Disabled dancer in UK fiesta

Kundai Marunya Arts Correspondent
Having conquered his disability through dance, effectively competing with able bodied colleagues, and at many time beating them, local b-boy Blessing Fire aka Christyles is in United Kingdom representing Africa at a festival that promotes the disabled in arts.

Born with deformed legs, Christyles is part of an international conference and symposium discussing how to elevate disabled people, giving them an equal chance at success in the arts sector.

Speaking from London, the dancer said he was invited by British Council to Southbank Centre’s Unlimited Festival.

“I was invited by the British Council to be part of the delegation of key arts professionals that will be attending Southbank Centre’s Unlimited Festival starting today to run until September 9.

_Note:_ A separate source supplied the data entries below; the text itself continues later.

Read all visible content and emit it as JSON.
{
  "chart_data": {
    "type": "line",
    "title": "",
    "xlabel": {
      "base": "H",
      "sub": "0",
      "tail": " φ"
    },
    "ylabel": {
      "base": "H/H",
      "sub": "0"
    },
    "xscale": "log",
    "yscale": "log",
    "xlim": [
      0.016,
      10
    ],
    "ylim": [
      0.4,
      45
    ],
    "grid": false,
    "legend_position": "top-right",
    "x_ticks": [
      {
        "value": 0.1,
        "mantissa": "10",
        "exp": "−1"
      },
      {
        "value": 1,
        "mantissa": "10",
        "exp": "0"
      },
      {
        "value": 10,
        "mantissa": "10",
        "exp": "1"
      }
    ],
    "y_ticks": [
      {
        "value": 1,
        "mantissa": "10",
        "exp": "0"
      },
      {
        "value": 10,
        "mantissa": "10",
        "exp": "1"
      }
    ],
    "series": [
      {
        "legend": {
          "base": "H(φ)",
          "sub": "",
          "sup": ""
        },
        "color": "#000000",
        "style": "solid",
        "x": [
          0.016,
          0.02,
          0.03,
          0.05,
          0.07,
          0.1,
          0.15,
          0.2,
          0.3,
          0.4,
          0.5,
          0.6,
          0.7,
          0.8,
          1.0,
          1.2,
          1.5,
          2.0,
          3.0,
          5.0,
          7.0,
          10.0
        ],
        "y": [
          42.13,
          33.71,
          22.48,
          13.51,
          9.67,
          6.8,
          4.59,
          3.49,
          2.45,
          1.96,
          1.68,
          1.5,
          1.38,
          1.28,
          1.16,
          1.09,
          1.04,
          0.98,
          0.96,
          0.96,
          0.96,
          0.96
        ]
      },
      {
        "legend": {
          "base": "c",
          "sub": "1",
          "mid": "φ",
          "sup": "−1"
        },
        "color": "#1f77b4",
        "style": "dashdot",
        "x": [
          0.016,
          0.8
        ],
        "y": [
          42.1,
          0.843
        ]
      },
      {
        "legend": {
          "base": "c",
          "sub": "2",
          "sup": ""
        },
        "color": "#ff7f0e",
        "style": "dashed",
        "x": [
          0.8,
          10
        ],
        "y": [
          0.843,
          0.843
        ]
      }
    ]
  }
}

“The symposium is a discussion event they are hosting leading into Southbank Centres Unlimited Festival and is aimed at professionals in the culture sector and focuses on disabled-led arts in the 21st Century at the Unicorn Theatre, London,” he said.

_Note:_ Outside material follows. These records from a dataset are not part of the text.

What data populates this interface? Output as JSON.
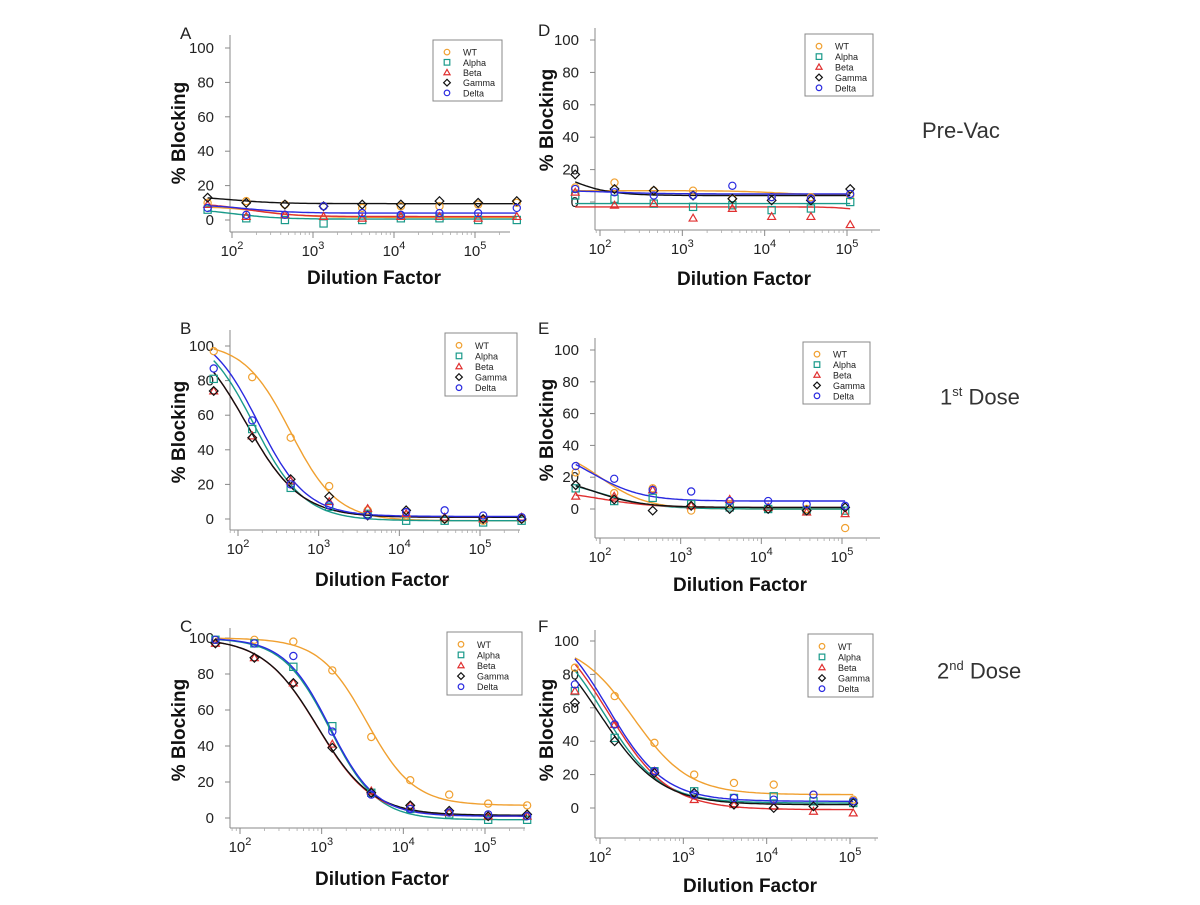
{
  "row_labels": [
    {
      "main": "Pre-Vac",
      "sup": "",
      "rest": ""
    },
    {
      "main": "1",
      "sup": "st",
      "rest": " Dose"
    },
    {
      "main": "2",
      "sup": "nd",
      "rest": " Dose"
    }
  ],
  "colors": {
    "WT": "#f0a030",
    "Alpha": "#1a9a8a",
    "Beta": "#e03030",
    "Gamma": "#111111",
    "Delta": "#2a2ae0"
  },
  "markers": {
    "WT": "circle",
    "Alpha": "square",
    "Beta": "triangle",
    "Gamma": "diamond",
    "Delta": "circle"
  },
  "chart_data": [
    {
      "panel": "A",
      "type": "scatter",
      "xlabel": "Dilution Factor",
      "ylabel": "% Blocking",
      "x_scale": "log",
      "xlim": [
        20,
        700000
      ],
      "ylim": [
        -5,
        105
      ],
      "yticks": [
        0,
        20,
        40,
        60,
        80,
        100
      ],
      "xticks": [
        100,
        1000,
        10000,
        100000
      ],
      "legend": "top-right",
      "series": [
        {
          "name": "WT",
          "x": [
            50,
            150,
            450,
            1350,
            4050,
            12150,
            36450,
            109350,
            328050
          ],
          "y": [
            10,
            11,
            9,
            8,
            7,
            8,
            8,
            9,
            10
          ],
          "fit": [
            8,
            1.5,
            2.4,
            1.5
          ]
        },
        {
          "name": "Alpha",
          "x": [
            50,
            150,
            450,
            1350,
            4050,
            12150,
            36450,
            109350,
            328050
          ],
          "y": [
            6,
            1,
            0,
            -2,
            0,
            1,
            1,
            0,
            0
          ],
          "fit": [
            7,
            0.5,
            2.0,
            1.5
          ]
        },
        {
          "name": "Beta",
          "x": [
            50,
            150,
            450,
            1350,
            4050,
            12150,
            36450,
            109350,
            328050
          ],
          "y": [
            9,
            2,
            3,
            2,
            1,
            2,
            2,
            1,
            2
          ],
          "fit": [
            10,
            2,
            2.2,
            1.5
          ]
        },
        {
          "name": "Gamma",
          "x": [
            50,
            150,
            450,
            1350,
            4050,
            12150,
            36450,
            109350,
            328050
          ],
          "y": [
            13,
            10,
            9,
            8,
            9,
            9,
            11,
            10,
            11
          ],
          "fit": [
            14,
            9.5,
            2.0,
            1.5
          ]
        },
        {
          "name": "Delta",
          "x": [
            50,
            150,
            450,
            1350,
            4050,
            12150,
            36450,
            109350,
            328050
          ],
          "y": [
            7,
            3,
            3,
            8,
            4,
            3,
            4,
            4,
            7
          ],
          "fit": [
            9,
            4,
            2.2,
            1.5
          ]
        }
      ]
    },
    {
      "panel": "B",
      "type": "scatter",
      "xlabel": "Dilution Factor",
      "ylabel": "% Blocking",
      "x_scale": "log",
      "xlim": [
        20,
        700000
      ],
      "ylim": [
        -5,
        105
      ],
      "yticks": [
        0,
        20,
        40,
        60,
        80,
        100
      ],
      "xticks": [
        100,
        1000,
        10000,
        100000
      ],
      "legend": "top-right",
      "series": [
        {
          "name": "WT",
          "x": [
            50,
            150,
            450,
            1350,
            4050,
            12150,
            36450,
            109350,
            328050
          ],
          "y": [
            97,
            82,
            47,
            19,
            5,
            2,
            0,
            -1,
            0
          ],
          "fit": [
            102,
            -1,
            2.65,
            1.5
          ]
        },
        {
          "name": "Alpha",
          "x": [
            50,
            150,
            450,
            1350,
            4050,
            12150,
            36450,
            109350,
            328050
          ],
          "y": [
            81,
            52,
            18,
            7,
            3,
            -1,
            -1,
            -2,
            -1
          ],
          "fit": [
            110,
            -1,
            2.2,
            1.4
          ]
        },
        {
          "name": "Beta",
          "x": [
            50,
            150,
            450,
            1350,
            4050,
            12150,
            36450,
            109350,
            328050
          ],
          "y": [
            74,
            48,
            22,
            10,
            6,
            3,
            1,
            0,
            1
          ],
          "fit": [
            110,
            1,
            2.1,
            1.3
          ]
        },
        {
          "name": "Gamma",
          "x": [
            50,
            150,
            450,
            1350,
            4050,
            12150,
            36450,
            109350,
            328050
          ],
          "y": [
            74,
            47,
            23,
            13,
            2,
            5,
            0,
            0,
            0
          ],
          "fit": [
            110,
            1,
            2.1,
            1.3
          ]
        },
        {
          "name": "Delta",
          "x": [
            50,
            150,
            450,
            1350,
            4050,
            12150,
            36450,
            109350,
            328050
          ],
          "y": [
            87,
            57,
            20,
            8,
            2,
            4,
            5,
            2,
            1
          ],
          "fit": [
            110,
            1.5,
            2.25,
            1.45
          ]
        }
      ]
    },
    {
      "panel": "C",
      "type": "scatter",
      "xlabel": "Dilution Factor",
      "ylabel": "% Blocking",
      "x_scale": "log",
      "xlim": [
        20,
        700000
      ],
      "ylim": [
        -5,
        105
      ],
      "yticks": [
        0,
        20,
        40,
        60,
        80,
        100
      ],
      "xticks": [
        100,
        1000,
        10000,
        100000
      ],
      "legend": "top-right",
      "series": [
        {
          "name": "WT",
          "x": [
            50,
            150,
            450,
            1350,
            4050,
            12150,
            36450,
            109350,
            328050
          ],
          "y": [
            99,
            99,
            98,
            82,
            45,
            21,
            13,
            8,
            7
          ],
          "fit": [
            100,
            7,
            3.55,
            1.5
          ]
        },
        {
          "name": "Alpha",
          "x": [
            50,
            150,
            450,
            1350,
            4050,
            12150,
            36450,
            109350,
            328050
          ],
          "y": [
            99,
            97,
            84,
            51,
            14,
            5,
            2,
            -1,
            -1
          ],
          "fit": [
            100,
            -1,
            3.1,
            1.5
          ]
        },
        {
          "name": "Beta",
          "x": [
            50,
            150,
            450,
            1350,
            4050,
            12150,
            36450,
            109350,
            328050
          ],
          "y": [
            97,
            89,
            75,
            41,
            15,
            7,
            3,
            1,
            1
          ],
          "fit": [
            100,
            1,
            2.95,
            1.3
          ]
        },
        {
          "name": "Gamma",
          "x": [
            50,
            150,
            450,
            1350,
            4050,
            12150,
            36450,
            109350,
            328050
          ],
          "y": [
            97,
            89,
            75,
            39,
            14,
            7,
            4,
            1,
            2
          ],
          "fit": [
            100,
            1.5,
            2.95,
            1.3
          ]
        },
        {
          "name": "Delta",
          "x": [
            50,
            150,
            450,
            1350,
            4050,
            12150,
            36450,
            109350,
            328050
          ],
          "y": [
            99,
            97,
            90,
            48,
            13,
            5,
            3,
            2,
            1
          ],
          "fit": [
            100,
            1,
            3.1,
            1.55
          ]
        }
      ]
    },
    {
      "panel": "D",
      "type": "scatter",
      "xlabel": "Dilution Factor",
      "ylabel": "% Blocking",
      "x_scale": "log",
      "xlim": [
        20,
        700000
      ],
      "ylim": [
        -15,
        100
      ],
      "yticks": [
        0,
        20,
        40,
        60,
        80,
        100
      ],
      "xticks": [
        100,
        1000,
        10000,
        100000
      ],
      "legend": "top-right",
      "series": [
        {
          "name": "WT",
          "x": [
            50,
            150,
            450,
            1350,
            4050,
            12150,
            36450,
            109350
          ],
          "y": [
            9,
            12,
            7,
            7,
            2,
            3,
            3,
            4
          ],
          "fit": [
            7,
            4,
            4.2,
            1.5
          ]
        },
        {
          "name": "Alpha",
          "x": [
            50,
            150,
            450,
            1350,
            4050,
            12150,
            36450,
            109350
          ],
          "y": [
            4,
            2,
            -1,
            -3,
            -2,
            -5,
            -4,
            0
          ],
          "fit": [
            -1,
            -1,
            3,
            1
          ]
        },
        {
          "name": "Beta",
          "x": [
            50,
            150,
            450,
            1350,
            4050,
            12150,
            36450,
            109350
          ],
          "y": [
            6,
            -2,
            -1,
            -10,
            -4,
            -9,
            -9,
            -14
          ],
          "fit": [
            -3,
            -25,
            5.6,
            2.2
          ]
        },
        {
          "name": "Gamma",
          "x": [
            50,
            150,
            450,
            1350,
            4050,
            12150,
            36450,
            109350
          ],
          "y": [
            17,
            8,
            7,
            4,
            2,
            1,
            1,
            8
          ],
          "fit": [
            30,
            4,
            1.5,
            1.6
          ]
        },
        {
          "name": "Delta",
          "x": [
            50,
            150,
            450,
            1350,
            4050,
            12150,
            36450,
            109350
          ],
          "y": [
            8,
            6,
            4,
            4,
            10,
            3,
            2,
            5
          ],
          "fit": [
            7,
            5,
            2.2,
            1.5
          ]
        }
      ]
    },
    {
      "panel": "E",
      "type": "scatter",
      "xlabel": "Dilution Factor",
      "ylabel": "% Blocking",
      "x_scale": "log",
      "xlim": [
        20,
        700000
      ],
      "ylim": [
        -15,
        100
      ],
      "yticks": [
        0,
        20,
        40,
        60,
        80,
        100
      ],
      "xticks": [
        100,
        1000,
        10000,
        100000
      ],
      "legend": "top-right",
      "series": [
        {
          "name": "WT",
          "x": [
            50,
            150,
            450,
            1350,
            4050,
            12150,
            36450,
            109350
          ],
          "y": [
            23,
            10,
            13,
            -1,
            3,
            0,
            0,
            -12
          ],
          "fit": [
            40,
            0,
            2.0,
            1.5
          ]
        },
        {
          "name": "Alpha",
          "x": [
            50,
            150,
            450,
            1350,
            4050,
            12150,
            36450,
            109350
          ],
          "y": [
            13,
            5,
            7,
            3,
            1,
            0,
            -1,
            -1
          ],
          "fit": [
            20,
            0,
            2.0,
            1.3
          ]
        },
        {
          "name": "Beta",
          "x": [
            50,
            150,
            450,
            1350,
            4050,
            12150,
            36450,
            109350
          ],
          "y": [
            8,
            8,
            12,
            2,
            6,
            1,
            -2,
            -3
          ],
          "fit": [
            12,
            1,
            2.0,
            1.3
          ]
        },
        {
          "name": "Gamma",
          "x": [
            50,
            150,
            450,
            1350,
            4050,
            12150,
            36450,
            109350
          ],
          "y": [
            15,
            6,
            -1,
            2,
            0,
            0,
            -1,
            1
          ],
          "fit": [
            22,
            1,
            1.9,
            1.4
          ]
        },
        {
          "name": "Delta",
          "x": [
            50,
            150,
            450,
            1350,
            4050,
            12150,
            36450,
            109350
          ],
          "y": [
            27,
            19,
            12,
            11,
            5,
            5,
            3,
            2
          ],
          "fit": [
            40,
            5,
            1.9,
            1.4
          ]
        }
      ]
    },
    {
      "panel": "F",
      "type": "scatter",
      "xlabel": "Dilution Factor",
      "ylabel": "% Blocking",
      "x_scale": "log",
      "xlim": [
        20,
        700000
      ],
      "ylim": [
        -15,
        100
      ],
      "yticks": [
        0,
        20,
        40,
        60,
        80,
        100
      ],
      "xticks": [
        100,
        1000,
        10000,
        100000
      ],
      "legend": "top-right",
      "series": [
        {
          "name": "WT",
          "x": [
            50,
            150,
            450,
            1350,
            4050,
            12150,
            36450,
            109350
          ],
          "y": [
            84,
            67,
            39,
            20,
            15,
            14,
            8,
            5
          ],
          "fit": [
            100,
            8,
            2.4,
            1.3
          ]
        },
        {
          "name": "Alpha",
          "x": [
            50,
            150,
            450,
            1350,
            4050,
            12150,
            36450,
            109350
          ],
          "y": [
            70,
            42,
            22,
            10,
            6,
            7,
            4,
            3
          ],
          "fit": [
            110,
            3,
            2.05,
            1.3
          ]
        },
        {
          "name": "Beta",
          "x": [
            50,
            150,
            450,
            1350,
            4050,
            12150,
            36450,
            109350
          ],
          "y": [
            70,
            50,
            22,
            5,
            2,
            1,
            -2,
            -3
          ],
          "fit": [
            115,
            -1,
            2.1,
            1.2
          ]
        },
        {
          "name": "Gamma",
          "x": [
            50,
            150,
            450,
            1350,
            4050,
            12150,
            36450,
            109350
          ],
          "y": [
            63,
            40,
            21,
            9,
            2,
            0,
            1,
            3
          ],
          "fit": [
            110,
            2,
            2.0,
            1.2
          ]
        },
        {
          "name": "Delta",
          "x": [
            50,
            150,
            450,
            1350,
            4050,
            12150,
            36450,
            109350
          ],
          "y": [
            74,
            50,
            22,
            8,
            6,
            5,
            8,
            4
          ],
          "fit": [
            115,
            4,
            2.1,
            1.3
          ]
        }
      ]
    }
  ]
}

While in London, Christyles will have a chance to interact with many disabled people in art and organisations that represent disabled people in art.

“Unlimited provides a unique opportunity for over 100 international presenters and programmers to come together to attend networking events with artist and peers, and work as part of the festival.

“The symposium will discuss how disabled artists can change the mainstream arts sector, disability intersectional identities and the arts, why is it taking so long for the disabled to have an equal footing in art and how to speed up change, and also how new technology can enable or create more barriers for the disabled in arts,” he said.

Christyles a formidable dancer, who is now director of Jibilika Dance Company, an organisation that uses dance to promote positive message and impact young people positively ‘found his feet’ through dance.

He started using a wheelchair in his early years, with little hope of ever walking. His fighting spirit and determination to defy the odds started surfacing when he was only four and he started challenging himself to walk.

Christyles’ first contact with dance was through imitating his brother, a gymnast.

After showing amazing use of his hands and an extraordinary sense of balance, his brother encouraged him to try beat boy (b-boy) breakdance, a hip hop and funk music dance style that requires a lot of body movement and energy.

This strengthened him physically and at 19 years he did away with his wheelchair.